Ici, une dictée à 3 mains en GS , visant à écrire Morobo, le nom de la sorcière...
Deux excellents jeux pour exercer cela tout en amusant les enfants : le loto des Alphas et Syllamots, qui n'est malheureusement plus commercialisé (des versions pdf sur le site de Zaubette).
[1] Et ceci, même si les linguistes et autres soutiennent et maintiennent qu’une consonne ne peut se prononcer seule et que, de ce fait, une syllabe ne peut être fragmentée.
[2] En soutien à des élèves en difficulté, cela peut être beaucoup plus long.
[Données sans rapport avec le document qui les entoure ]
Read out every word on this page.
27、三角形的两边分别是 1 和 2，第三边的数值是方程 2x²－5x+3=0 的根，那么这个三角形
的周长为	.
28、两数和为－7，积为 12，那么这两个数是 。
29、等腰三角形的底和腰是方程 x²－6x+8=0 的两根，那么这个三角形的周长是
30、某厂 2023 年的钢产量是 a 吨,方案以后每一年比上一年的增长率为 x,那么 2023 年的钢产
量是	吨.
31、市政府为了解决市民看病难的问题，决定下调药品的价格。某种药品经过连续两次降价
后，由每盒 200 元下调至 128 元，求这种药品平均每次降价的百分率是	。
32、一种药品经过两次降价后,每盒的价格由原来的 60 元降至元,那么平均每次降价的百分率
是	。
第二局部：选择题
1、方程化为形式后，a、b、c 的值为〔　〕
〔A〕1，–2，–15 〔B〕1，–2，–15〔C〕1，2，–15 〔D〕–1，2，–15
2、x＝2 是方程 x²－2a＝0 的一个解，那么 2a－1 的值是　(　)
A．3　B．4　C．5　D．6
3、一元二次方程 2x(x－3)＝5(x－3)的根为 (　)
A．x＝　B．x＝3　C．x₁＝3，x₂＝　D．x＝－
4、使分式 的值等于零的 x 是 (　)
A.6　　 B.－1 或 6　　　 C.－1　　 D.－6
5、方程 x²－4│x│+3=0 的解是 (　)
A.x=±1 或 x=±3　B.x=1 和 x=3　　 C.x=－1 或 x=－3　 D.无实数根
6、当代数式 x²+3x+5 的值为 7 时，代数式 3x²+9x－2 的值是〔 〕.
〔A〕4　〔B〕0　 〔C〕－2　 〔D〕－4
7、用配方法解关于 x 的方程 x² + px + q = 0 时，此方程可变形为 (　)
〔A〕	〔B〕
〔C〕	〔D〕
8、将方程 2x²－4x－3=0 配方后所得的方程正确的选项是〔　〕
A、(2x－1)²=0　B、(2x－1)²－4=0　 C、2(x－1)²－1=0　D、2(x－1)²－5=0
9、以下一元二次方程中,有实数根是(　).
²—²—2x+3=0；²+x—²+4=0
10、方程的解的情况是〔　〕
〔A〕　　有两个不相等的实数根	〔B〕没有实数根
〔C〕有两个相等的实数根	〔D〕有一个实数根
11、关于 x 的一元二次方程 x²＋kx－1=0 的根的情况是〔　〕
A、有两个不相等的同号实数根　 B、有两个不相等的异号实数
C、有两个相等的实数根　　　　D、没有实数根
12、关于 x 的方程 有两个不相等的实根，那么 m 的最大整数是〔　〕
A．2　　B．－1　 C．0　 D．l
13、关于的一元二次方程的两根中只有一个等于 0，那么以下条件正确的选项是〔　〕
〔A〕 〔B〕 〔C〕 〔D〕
Il convient de ne pas se décourager et d'insister, insister et encore insister jusqu'à ce qu'un beau matin, on constate que le barrage a cédé et que l'élève écrit facilement ces deux lettres associées qui lui posaient jusqu'alors tant de problèmes.
[3] Attention, je ne parle pas d’écrits reconstitués par copie en utilisant des listes de mots fournies par l’adulte mais bien d’écrits composés lettre à lettre, grâce à la technique de l’encodage. Bien sûr, les débuts ne sont pas très spectaculaires et plus tardifs mais le résultat est beaucoup plus solide, surtout si, dès le début, la convention de l’orthographe est aussi enseignée.